Russlands Außenminister Sergej Lawrow warf unterdessen den Verbündeten der USA in Syrien „blutige Provokationen“ gegen russische Soldaten vor. In einigen Fällen hätten US-geführte Truppen „andere Terroristen ermutigt“, von der syrischen Armee zurückeroberte Stellungen anzugreifen, sagte Lawrow der saudiarabischen Tageszeitung Aschark al-Awsat.
In anderen Fällen hätten sie „sich absichtlich an blutigen Provokationen gegen unsere Truppen beteiligt“, kritisierte Lawrow. Er bezog sich offenbar auf die Syrischen Demokratischen Kräfte (SDF), die von den USA im Norden und Osten Syriens im Kampf gegen die Dschihadistenmiliz Islamischer Staat (IS) unterstützt werden.
Das kurdisch-arabische Bündnis SDF steht kurz vor der Eroberung der IS-Hochburg Raka. Zudem rücken SDF-Einheiten in der ölreichen Provinz Deir Essor vor, die in Teilen von der IS-Miliz kontrolliert wird. Im September warfen die SDF Russland vor, bei Luftangriffen in der Nähe von Deir Essor einen ihrer Kämpfer getötet und mehrere weitere verletzt zu haben.

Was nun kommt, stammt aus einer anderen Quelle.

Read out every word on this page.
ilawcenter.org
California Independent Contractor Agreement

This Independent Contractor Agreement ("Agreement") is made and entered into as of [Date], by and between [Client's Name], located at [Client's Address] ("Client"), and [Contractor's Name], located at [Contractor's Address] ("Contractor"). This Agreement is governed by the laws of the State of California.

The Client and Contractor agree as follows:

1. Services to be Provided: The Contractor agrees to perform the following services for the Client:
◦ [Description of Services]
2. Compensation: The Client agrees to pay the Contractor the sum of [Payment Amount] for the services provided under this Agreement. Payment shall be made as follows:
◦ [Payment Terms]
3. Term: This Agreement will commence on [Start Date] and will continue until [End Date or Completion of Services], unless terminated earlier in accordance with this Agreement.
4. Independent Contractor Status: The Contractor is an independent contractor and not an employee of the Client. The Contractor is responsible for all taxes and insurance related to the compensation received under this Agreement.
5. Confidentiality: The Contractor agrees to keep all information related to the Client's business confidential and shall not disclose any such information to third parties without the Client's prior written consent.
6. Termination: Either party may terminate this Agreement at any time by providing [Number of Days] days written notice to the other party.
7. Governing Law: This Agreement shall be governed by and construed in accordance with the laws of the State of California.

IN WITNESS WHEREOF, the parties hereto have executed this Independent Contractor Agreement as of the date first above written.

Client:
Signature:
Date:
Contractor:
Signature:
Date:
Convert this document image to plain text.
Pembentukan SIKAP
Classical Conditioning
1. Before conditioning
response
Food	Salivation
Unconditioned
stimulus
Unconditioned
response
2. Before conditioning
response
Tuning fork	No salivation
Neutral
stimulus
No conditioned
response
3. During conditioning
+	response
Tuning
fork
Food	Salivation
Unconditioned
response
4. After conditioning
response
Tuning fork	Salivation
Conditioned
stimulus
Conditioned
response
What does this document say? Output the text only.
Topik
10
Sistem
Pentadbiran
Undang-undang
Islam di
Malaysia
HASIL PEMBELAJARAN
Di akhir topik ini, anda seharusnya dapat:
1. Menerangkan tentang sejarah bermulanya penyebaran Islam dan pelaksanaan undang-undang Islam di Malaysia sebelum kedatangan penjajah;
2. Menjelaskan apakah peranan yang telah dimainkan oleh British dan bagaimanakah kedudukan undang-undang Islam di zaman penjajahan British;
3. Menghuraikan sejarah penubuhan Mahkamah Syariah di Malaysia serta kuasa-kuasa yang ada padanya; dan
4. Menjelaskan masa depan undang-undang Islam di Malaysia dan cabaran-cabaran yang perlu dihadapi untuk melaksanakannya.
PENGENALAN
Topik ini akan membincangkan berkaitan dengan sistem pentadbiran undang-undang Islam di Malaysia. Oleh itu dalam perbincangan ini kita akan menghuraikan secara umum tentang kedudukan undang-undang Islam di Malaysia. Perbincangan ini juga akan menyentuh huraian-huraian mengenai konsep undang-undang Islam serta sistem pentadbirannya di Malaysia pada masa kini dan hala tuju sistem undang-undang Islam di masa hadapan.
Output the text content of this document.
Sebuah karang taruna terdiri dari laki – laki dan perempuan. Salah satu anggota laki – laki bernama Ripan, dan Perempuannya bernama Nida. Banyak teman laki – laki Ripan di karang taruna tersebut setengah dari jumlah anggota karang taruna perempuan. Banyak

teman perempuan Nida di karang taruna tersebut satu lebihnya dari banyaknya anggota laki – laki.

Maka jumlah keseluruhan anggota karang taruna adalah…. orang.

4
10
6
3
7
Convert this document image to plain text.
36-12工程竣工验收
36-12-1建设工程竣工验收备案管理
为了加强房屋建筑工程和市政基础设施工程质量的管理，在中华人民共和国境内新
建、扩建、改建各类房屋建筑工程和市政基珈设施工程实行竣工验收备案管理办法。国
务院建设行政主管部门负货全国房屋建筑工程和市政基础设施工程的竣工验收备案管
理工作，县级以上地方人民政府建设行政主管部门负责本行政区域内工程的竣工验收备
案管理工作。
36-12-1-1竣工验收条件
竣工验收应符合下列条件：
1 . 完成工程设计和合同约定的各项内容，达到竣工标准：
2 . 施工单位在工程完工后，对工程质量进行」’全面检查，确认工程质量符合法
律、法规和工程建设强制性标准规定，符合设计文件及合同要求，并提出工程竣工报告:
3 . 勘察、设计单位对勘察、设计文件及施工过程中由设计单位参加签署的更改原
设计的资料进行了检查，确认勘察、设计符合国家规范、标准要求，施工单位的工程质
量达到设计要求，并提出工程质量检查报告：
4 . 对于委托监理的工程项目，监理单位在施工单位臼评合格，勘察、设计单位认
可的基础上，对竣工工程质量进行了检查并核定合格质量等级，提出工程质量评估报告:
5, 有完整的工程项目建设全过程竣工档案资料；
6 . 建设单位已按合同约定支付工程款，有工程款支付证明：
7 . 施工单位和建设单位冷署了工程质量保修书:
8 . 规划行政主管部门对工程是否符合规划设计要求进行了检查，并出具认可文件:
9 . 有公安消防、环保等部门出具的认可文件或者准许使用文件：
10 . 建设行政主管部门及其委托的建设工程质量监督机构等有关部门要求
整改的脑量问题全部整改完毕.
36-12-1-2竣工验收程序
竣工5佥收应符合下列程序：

Die SDF-Kämpfer koordinieren nach eigenen Angaben ihre Einsätze in Deir Essor nicht mit Damaskus oder Moskau. Das Bündnis konzentriert sich bisher auf den Kampf gegen die Dschihadisten, doch könnte es in Deir Essor zunehmend Konflikte mit den syrischen Regierungstruppen und ihren russischen Unterstützern geben.